Wednesday, October 19, 2011

steadfast

Overexposed, but you get the feel of what I'm describing.
Have you ever been adrift at sea/ocean/lake/relatively large body of water? Without an engine? Without a paddle? Without a compass? Sometimes I imagine myself in this little canoe. Sitting and looking at endless stretches of water. Without any comprehension of direction, or which way land is. Sounds like a pretty dire situation, doesn't it?

Once upon a time, when I went through what was for me an extreme and drastic transition, my mental image of myself was one of being swept down a rushing and raging river. The sheer power of which I was helpless against. Not only helpless, but threatened to be pulled under and completely lost. But I wasn't. Repeatedly, in that image, there was an anchor (like one from a massive cruise ship). I wrapped my body around the shank of the anchor, and the arms held me from being overpowered by the current. And the water rushed by.

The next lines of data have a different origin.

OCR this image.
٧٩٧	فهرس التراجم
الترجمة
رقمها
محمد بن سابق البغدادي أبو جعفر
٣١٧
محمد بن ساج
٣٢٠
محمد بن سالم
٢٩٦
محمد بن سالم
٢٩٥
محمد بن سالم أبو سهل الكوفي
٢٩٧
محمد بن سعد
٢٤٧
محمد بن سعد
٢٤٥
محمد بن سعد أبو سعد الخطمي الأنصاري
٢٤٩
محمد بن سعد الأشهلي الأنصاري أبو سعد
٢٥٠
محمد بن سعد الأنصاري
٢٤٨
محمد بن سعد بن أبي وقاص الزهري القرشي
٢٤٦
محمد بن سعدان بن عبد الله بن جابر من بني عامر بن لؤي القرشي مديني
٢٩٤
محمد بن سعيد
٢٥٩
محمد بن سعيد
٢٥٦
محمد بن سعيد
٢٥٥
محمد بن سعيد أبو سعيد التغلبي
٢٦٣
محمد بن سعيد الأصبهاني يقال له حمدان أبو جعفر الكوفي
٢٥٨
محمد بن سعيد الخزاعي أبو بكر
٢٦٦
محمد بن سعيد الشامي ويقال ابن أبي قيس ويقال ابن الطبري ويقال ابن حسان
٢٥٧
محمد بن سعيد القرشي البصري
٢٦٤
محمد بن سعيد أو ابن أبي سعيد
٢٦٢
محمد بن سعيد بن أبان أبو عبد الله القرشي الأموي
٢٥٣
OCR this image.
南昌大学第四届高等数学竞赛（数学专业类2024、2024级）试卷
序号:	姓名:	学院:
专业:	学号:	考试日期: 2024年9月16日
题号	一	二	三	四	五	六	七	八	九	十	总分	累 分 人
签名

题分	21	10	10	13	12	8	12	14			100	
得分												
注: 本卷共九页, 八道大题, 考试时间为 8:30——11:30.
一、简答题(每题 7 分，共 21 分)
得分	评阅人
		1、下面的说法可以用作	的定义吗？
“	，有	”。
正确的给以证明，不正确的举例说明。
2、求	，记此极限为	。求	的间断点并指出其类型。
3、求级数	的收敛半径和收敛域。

Now that I think about it, anchors are made to sink under water, holding one's choice of flotation vessel from floating away. Probably not the best choice to hold on to it if one has certain needs, such as a constant and plentiful supply of oxygen. But this anchor in my mind's eye did not sink. Rather it was connected to something. In that river that was strong enough to cause even a heavy anchor to be pulled along, this anchor was connected to something stronger than that river.

Back to the first water image. Again I find myself in new territories, stripped of what had become familiar and comfortable. Instead of a violent river, the slow, subtle rock and ebb of water wears away at me. Sometimes, this is more dangerous because it's easy to become unaware of the degradation.
In the midst of this, two things have been resonating reminders, ones that I am thankfully unable to shut off. Steadfast Love and Joy in Suffering.

Gently bubbling water; gentle and
soothing
As I have been working my way through Psalms, "steadfast love" has appeared countless times. I don't know if it's a different translation or I simply never noticed it before or maybe through my need, those words became stark. Steadfast. Not going anywhere. Here to stay. In my raging, rushing river or lulling, numbing ocean, He is Unchanging. Not just unchanging and constant, but LOVE. Not a cold block of stone, but Love. Love that is brimming, living, abundant, lavish and complete. There for the happy and there for the brokenness. Steadfast. Love.


I heard a sermon a couple weeks back on James 1:2-8. Kicker. JOY in SUFFERING. Totally a counter-world concept. First, the world tells us that we should not suffer. Yet. Suffering exists because sin exists. And sin... well sin definitely exists in this world. Second. JOY in the smack-dab-middle of suffering. Now, suffering can look like all kinds of things. For this speaker, his particular example was an infestation of mold. Not exactly floods, disaster or genocide, however it is still suffering. But, no matter what you are suffering through, suffeJOYring.

I suppose what has been rolling through my mind from this is that the focus should not be on me and my suffering, but on Jesus and how the truth of what He has done (giving his perfect life for our sinful one) trumps everyyyything else. And the joy of this knowledge, this truth--it engulfs and overcomes suffering.

I realize these thoughts are still developing, but it's a start. Hopefully it brings to you encouragement as you face your rushing river or erosive lake.